The face of South African rugby could have been completely different if New Zealand had accepted and the team had toured,” Dr Snyders said. “Who knows what would have happened?

Some added optional but useful links:
Judge TX15June2014 Sport Quota’s Seg3
A Political game: Story of Rugby and apartheid” – NZ documentary
The Secret Life of a Black Springbok

Steven Benjamin

Author: Steven Benjamin


  1. Hi Steven
    Holding a mirror to oneself is always a difficult task, but only by talking about things and bringing things to the fore can we actually move forward.
    I have always felt that transformation is the greatest opportunity for South African Rugby. I cant think of any one thing that could radically change the Rugby Landscape of South Africa.

    I just cant see the logic in not expanding our player base and making the barriers to entry into our structures so difficult. It is like setting a goal to run the Comrades while scheduling a leg amputation.
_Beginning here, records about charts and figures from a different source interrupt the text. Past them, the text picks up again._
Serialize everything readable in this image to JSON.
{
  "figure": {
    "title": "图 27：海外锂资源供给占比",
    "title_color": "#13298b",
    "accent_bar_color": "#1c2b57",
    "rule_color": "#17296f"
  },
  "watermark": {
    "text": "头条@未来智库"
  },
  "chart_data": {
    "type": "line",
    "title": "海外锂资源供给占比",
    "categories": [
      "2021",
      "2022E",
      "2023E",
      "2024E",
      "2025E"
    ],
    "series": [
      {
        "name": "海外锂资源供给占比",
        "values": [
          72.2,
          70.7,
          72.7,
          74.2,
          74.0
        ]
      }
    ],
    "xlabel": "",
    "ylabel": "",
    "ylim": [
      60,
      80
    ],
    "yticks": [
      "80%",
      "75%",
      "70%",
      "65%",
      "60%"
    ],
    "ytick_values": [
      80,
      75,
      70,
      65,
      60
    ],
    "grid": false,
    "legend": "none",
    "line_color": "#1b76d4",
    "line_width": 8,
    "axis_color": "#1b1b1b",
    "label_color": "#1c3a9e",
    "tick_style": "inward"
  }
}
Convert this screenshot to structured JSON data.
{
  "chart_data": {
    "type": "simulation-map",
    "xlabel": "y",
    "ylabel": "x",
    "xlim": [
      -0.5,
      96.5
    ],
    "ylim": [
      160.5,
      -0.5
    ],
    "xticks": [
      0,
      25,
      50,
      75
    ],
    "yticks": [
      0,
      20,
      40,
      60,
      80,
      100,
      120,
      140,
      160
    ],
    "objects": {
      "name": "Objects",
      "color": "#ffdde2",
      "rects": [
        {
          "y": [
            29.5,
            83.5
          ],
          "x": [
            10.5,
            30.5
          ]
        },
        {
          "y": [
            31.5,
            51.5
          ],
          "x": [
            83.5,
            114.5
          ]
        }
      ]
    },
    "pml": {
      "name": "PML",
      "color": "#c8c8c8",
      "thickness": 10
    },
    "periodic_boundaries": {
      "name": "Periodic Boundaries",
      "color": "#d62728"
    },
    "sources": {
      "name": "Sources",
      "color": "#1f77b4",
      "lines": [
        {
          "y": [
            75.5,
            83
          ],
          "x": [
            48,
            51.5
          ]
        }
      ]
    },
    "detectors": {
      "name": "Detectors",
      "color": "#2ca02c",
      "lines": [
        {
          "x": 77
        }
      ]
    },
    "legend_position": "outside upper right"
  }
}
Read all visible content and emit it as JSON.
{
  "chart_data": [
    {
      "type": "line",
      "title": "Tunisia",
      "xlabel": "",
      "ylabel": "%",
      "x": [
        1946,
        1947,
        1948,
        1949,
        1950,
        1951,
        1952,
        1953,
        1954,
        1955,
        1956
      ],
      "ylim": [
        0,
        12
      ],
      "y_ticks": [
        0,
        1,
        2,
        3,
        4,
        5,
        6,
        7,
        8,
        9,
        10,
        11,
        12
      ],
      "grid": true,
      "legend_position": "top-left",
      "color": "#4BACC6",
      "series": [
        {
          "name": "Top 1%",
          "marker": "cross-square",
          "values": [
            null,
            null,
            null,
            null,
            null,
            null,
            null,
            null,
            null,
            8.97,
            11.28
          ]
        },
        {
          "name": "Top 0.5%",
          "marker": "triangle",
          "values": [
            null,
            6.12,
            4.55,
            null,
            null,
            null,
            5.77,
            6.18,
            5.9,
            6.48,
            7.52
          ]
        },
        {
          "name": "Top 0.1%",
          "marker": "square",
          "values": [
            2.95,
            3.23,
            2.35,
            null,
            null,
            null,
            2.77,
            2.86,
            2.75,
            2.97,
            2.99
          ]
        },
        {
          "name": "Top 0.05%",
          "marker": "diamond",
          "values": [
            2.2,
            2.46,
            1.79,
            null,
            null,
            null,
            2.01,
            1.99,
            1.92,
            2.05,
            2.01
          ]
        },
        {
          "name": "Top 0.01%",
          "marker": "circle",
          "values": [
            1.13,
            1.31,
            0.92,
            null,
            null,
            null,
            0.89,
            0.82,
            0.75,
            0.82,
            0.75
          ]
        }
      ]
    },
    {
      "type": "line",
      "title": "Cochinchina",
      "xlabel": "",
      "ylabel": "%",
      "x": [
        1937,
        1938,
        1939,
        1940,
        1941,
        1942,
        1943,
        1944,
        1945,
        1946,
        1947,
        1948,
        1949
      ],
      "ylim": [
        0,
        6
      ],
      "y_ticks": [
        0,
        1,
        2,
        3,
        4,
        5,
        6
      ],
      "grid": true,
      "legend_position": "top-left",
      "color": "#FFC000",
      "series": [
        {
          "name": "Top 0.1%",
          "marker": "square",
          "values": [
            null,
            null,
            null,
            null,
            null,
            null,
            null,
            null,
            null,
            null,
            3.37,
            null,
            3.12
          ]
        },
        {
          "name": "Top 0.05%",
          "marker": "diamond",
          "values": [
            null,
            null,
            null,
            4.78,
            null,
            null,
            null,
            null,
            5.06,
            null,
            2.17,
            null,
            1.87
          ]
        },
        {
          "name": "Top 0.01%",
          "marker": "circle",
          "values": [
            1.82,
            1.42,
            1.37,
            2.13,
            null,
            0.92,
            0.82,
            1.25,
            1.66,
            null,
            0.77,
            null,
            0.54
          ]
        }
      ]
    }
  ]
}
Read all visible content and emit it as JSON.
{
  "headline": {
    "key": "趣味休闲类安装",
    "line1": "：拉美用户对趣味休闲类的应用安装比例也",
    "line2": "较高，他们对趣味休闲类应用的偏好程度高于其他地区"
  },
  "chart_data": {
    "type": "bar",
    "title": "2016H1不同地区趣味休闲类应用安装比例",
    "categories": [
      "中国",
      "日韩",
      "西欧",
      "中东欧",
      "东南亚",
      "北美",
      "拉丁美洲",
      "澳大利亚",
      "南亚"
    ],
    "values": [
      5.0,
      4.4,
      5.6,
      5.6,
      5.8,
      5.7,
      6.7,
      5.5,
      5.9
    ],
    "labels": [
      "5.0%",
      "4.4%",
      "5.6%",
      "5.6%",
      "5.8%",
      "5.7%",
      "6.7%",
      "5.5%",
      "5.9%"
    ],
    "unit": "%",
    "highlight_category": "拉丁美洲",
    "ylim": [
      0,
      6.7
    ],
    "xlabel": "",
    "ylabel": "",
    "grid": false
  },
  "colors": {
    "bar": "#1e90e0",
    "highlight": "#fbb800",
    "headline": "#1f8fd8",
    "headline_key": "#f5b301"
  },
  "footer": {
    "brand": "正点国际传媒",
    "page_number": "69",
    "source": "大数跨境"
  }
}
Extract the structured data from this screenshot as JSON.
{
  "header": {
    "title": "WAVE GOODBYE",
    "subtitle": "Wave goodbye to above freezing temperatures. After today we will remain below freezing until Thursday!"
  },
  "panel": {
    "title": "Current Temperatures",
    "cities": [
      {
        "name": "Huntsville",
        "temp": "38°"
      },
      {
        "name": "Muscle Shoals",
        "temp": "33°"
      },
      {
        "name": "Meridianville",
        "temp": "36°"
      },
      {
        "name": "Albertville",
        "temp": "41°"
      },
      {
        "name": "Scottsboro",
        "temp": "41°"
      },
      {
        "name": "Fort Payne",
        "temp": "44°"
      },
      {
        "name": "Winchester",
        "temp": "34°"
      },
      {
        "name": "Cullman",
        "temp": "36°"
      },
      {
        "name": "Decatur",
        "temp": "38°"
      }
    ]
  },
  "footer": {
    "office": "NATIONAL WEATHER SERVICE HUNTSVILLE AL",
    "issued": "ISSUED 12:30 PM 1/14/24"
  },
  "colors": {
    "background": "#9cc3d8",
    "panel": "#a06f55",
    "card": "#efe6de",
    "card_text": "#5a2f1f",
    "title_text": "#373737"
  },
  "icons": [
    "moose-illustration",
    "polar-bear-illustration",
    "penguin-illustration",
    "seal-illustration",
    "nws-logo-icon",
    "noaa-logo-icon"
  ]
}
    In the professional era it can be such a great vehicle to change, of all the Sports on offer in South Africa I feel Rugby has the greatest opportunity for professional sport growth and personal wealth creation. Not only playing locally but around the world.

    I want a strong Springbok team, but not some temporary fix or a strong team every now and again. I want something that is sustained year on year and this can only be achieved with inclusion. I dont think it is an easy fix and we all come with historical “baggage” and this needs to be addressed.

    I know the Springboks just need decent direction and a vision they can believe in to turn themselves around right now, transformation is a generational process and maybe by 2030 maybe even 2040 if we can get it right we will be consistently competing for the top spot.

    Thanks for taking the time to write these detailed and researched articles.

    • Thanks Donovan,
      and for the positive comment as well… SA and Springbok rugby could definitely use some positive forward thinking. I think the ills in the game are oddly very reminiscent/ mirroring the ill’s in the country as a whole.

      In terms of success, unity and prosperity etc… I think Thomas Payne said it: “That which we obtain too easily, we esteem too lightly”
      not an easy fix, but the challenge is a good tool for unification and inclusion.

      God Bless

  2. Thanks so much for this detailed window into SA Rugby. As an outsider it is often difficult to separate the issues and come to an informed view point. These articles have gone a long way to help with that. Best Wishes from a Scot in England.